I don't have a problem with it, if she is, but I'm afraid of what impact it would have on us as a couple this early in the relationship, and even more afraid of what would happen if I ask and it wasn't her. What would you do in this situation?
Few things to consider:
1. You're dating, not married or engaged. She's still allowed to have secrets.
2. The world has a lot of people in it, and some look the same. 98% isn't 100%. Might not be her.
3. Maybe it is her. That means she WAS in porn, not IS, necessarily.
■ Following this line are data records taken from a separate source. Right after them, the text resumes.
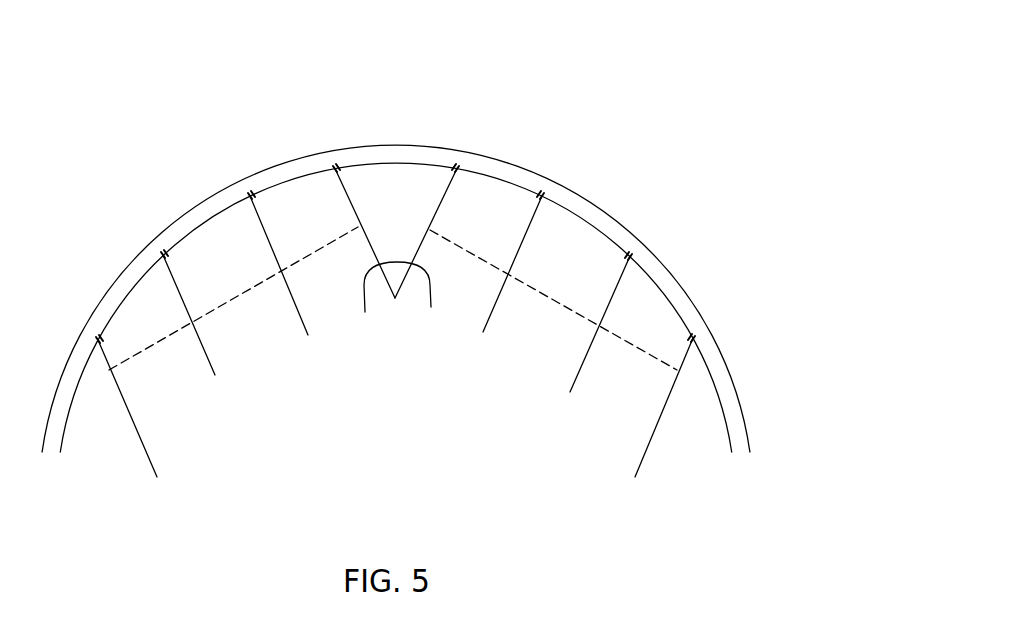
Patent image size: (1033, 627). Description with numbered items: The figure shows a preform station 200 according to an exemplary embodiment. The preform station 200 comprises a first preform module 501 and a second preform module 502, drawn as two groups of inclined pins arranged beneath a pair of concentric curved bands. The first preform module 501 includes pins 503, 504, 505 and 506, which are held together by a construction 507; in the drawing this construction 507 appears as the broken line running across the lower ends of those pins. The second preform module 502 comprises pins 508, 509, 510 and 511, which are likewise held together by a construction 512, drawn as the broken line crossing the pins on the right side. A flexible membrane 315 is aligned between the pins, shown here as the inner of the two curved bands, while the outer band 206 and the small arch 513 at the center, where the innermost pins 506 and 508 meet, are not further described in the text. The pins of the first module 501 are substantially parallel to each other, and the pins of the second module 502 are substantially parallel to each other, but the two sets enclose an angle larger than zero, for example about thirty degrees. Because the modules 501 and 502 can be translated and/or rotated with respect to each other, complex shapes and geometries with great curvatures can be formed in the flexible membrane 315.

The preform station 200 is at (663, 78).
The outer frame 206 is at (668, 268).
The flexible membrane 315 is at (716, 386).
The first preform module 501 is at (253, 435).
The second preform module 502 is at (493, 405).
The pin 503 is at (142, 442).
The pin 504 is at (207, 358).
The pin 505 is at (293, 303).
The pin 506 is at (365, 310).
The construction 507 is at (232, 297).
The pin 508 is at (431, 305).
The pin 509 is at (499, 303).
The pin 510 is at (585, 358).
The pin 511 is at (650, 433).
The construction 512 is at (540, 292).
The central connector 513 is at (397, 262).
Could be she's trying to put it behind her (no doggystyle jokes intended).
4. Decide what it is
you are upset about: the idea of her being in porn, the idea of her not
telling you, or the possibility that you'll bring it up and find it's
not her.
5. Consider what about this could upset
her: Maybe it's something she wants to forget, maybe she just doesn't want to discuss it, maybe it's not her and she suddenly has to deal with all of this for no reason.
6. Weigh your choice carefully. What do you stand to
gain by bringing this up? What do you stand to
lose? How about what
she stands to gain/lose?
My conclusion: Without knowing either of you, or whether or not it's her in some video, I don't think it's worth it at this point in your relationship. The only thing you stand to gain is knowledge you really can't do anything
good with, and will cost her a terrible price emotionally if anything should go wrong.
You haven't mentioned anything bad or weird in the relationship, so obviously it isn't a problem. What's bugging you is just an unanswered question. And your subconscious is trying to
make that question super-important, because it wants an answer -- any answer. When that happens, sometimes we'll sacrifice something good just to get that answer... but more often, we throw
someone else in traffic as a result.
For now, don't ask. You're not sure it's her, and nothing good can come of pursuing this for now. Don't seek out an answer. Let it go. Enjoy your time with each other. If it goes somewhere (like marriage, someday), then
maybe you'll have a right to know. If it doesn't, then at least you didn't ruin what you had by digging for an answer you didn't need.